Two Better Methods of Teaching
Common sense compelled me to agree with these ideas. The two preferred methods, coaching and Socratic, do a better job of making people think, and retain what they learn. These are the general gist of the Paideia approach. In practice, teaching and learning is actually a flow back and forth between all three methods. Coaching is better than lecturing because well-formed habits of excellence in performance are more desirable than verbal memories produced by didactic instruction, which is the kind of teaching that helps students pass examinations, but is not generally retained. The third kind of teaching, developing an enlarged understanding based upon Socratic questioning in open seminar discussions, is the most durable of all teaching methods. It is especially effective in developing a deeper understanding of MetaValues. I cannot elaborate further on these teaching methods in these articles. However, there is yet another teaching method which is the very best and most effective.
How do We Train Our High-Level Managers in MetaValues?
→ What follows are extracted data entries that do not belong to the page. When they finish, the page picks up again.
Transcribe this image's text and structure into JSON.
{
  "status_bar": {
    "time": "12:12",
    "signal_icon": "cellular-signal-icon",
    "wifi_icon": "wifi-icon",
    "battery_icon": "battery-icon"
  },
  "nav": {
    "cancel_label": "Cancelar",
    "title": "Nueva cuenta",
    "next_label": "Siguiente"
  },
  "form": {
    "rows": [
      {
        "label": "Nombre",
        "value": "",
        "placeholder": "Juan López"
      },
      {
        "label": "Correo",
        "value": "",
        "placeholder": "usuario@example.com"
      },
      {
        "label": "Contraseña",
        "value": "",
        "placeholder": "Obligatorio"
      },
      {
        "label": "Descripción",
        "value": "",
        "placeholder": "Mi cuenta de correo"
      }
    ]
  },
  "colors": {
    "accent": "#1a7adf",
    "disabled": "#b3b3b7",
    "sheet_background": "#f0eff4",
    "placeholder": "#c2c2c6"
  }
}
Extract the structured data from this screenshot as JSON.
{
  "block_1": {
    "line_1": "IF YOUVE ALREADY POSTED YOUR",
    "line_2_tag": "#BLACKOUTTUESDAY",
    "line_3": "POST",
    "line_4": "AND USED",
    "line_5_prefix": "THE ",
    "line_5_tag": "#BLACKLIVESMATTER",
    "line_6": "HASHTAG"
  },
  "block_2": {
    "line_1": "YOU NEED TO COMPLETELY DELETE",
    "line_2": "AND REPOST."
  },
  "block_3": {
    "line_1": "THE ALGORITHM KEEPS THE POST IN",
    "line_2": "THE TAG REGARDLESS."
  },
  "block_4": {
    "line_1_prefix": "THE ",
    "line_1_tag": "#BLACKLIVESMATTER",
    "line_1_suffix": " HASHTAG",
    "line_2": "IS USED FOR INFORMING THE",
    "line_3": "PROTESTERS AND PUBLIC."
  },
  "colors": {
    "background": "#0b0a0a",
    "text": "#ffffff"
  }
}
As I have indicated, once a MetaValues University has been set up, it should be staffed and administered entirely by associates. Why? Chiefly because the very best method of learning is to teach. Turn your top managers, and yourself, into expert teachers and you will learn MetaValues more effectively than any other method. This is obviously a significant commitment by an organization. However, it is vitally important that the key leadership roles for a MetaValues University spring from within the organization itself. Day-to-day MetaValues training cannot be imposed by outsiders. It's ok to spice things up with an outside expert, but corporate instructors must acquire a thorough understanding of MetaValues and modern teaching methods for grown-ups. It must also be understood that early development of the university will take years of serious commitment, and then will require a long and continuous effort to keep the program alive and relevant. However, the end benefits of such a program are immense and priceless. In the final part to this series, I will explain exactly how the Army applies the principles above, and how the training works. If you adopt a similar program, you will be tapping into the most powerful source of energy, commitment and motivation that has yet been discovered.